I am trying to write a script in Python which normalizes a dataset by dividing all value elements by the max value element.
This is the script that I have come up with so far:
#!/usr/bin/python
with open("infile") as f:
cols = [float(row.split("\t")[2]) for row in f.readlines()]
maxVal = max(cols)
#print maxVal
data = []
with open('infile') as f2:
for line in f2:
items = line.split() # parse the columns
tClass, feats, values = items[:3] # parse the columns
#print items
normalizedData = float(values)/float(maxVal)
#print normalizedData
with open('outfile', 'wb') as f3:
output = "\t".join([tClass +"\t"+ feats, str(normalizedData)])
f3.write(output + "\n")
in which the goal is to take an input file (3 columns tab-separated), such as :
lfr about-kind-of+n+n-the-info-n 3.743562
lfr about+n-a-j+n-a-dream-n 2.544614
lfr about+n-a-j+n-a-film-n 1.290925
lfr about+n-a-j+n-a-j-series-n 2.134124
- Look for the maxVal in the third column: in this case is would be 3.743562
- Divide all values in the 3rd column by maxVal
- Output following desired results:
lfr about-kind-of+n+n-the-info-n 1 lfr about+n-a-j+n-a-dream-n 0.67973 lfr about+n-a-j+n-a-film-n 0.34483 lfr about+n-a-j+n-a-j-series-n 0.57007
However, what is currently being "outputted" is only a single value, which I am assuming is the first value in the input data divided by the max. Any insight on what is going wrong in my code: why the output is only printing one line? Any possible insight on solutions? Thank you in advance.

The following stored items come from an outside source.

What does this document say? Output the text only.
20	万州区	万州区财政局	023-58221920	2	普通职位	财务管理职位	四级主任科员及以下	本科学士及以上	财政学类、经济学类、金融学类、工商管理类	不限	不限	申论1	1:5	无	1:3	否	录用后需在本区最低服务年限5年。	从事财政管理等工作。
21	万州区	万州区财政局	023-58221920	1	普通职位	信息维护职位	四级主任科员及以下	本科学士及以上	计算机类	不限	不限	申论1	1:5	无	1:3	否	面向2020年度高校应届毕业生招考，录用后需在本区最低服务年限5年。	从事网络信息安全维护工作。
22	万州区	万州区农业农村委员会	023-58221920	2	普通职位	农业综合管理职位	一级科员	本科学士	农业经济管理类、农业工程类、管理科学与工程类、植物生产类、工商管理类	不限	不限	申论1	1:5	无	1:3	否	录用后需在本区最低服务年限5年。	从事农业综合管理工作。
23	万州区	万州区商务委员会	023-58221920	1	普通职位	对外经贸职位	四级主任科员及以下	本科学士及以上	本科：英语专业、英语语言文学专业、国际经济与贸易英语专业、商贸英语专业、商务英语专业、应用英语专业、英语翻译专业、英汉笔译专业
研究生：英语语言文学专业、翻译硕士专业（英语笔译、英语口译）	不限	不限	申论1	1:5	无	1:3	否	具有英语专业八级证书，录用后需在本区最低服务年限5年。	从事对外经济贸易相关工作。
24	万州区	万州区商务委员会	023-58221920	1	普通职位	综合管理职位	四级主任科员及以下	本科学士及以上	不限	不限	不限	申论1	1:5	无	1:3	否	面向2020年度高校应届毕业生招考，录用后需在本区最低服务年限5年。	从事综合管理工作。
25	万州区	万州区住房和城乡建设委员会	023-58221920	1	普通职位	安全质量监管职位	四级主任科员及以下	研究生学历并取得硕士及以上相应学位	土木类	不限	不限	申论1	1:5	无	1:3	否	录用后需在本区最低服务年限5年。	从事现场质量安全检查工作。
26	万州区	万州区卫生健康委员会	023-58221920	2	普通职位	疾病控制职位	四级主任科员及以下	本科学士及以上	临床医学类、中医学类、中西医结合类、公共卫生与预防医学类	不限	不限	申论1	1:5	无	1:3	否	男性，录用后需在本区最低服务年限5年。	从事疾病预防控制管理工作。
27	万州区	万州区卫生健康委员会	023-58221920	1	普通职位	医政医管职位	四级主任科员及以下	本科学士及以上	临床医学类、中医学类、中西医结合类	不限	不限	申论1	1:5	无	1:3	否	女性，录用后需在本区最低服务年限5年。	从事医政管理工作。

As far as I understood your intentions, following does the job. (Minor program flow corrections)
Also, instead of writing continuously to the file, I instead chose to store what to write & then dump everything to the output file.
Update - Turns out
list
creation takes same time as the excesswith
statement use, so, got rid of it completely. Now, writing continuously to the file, without closing it everytime.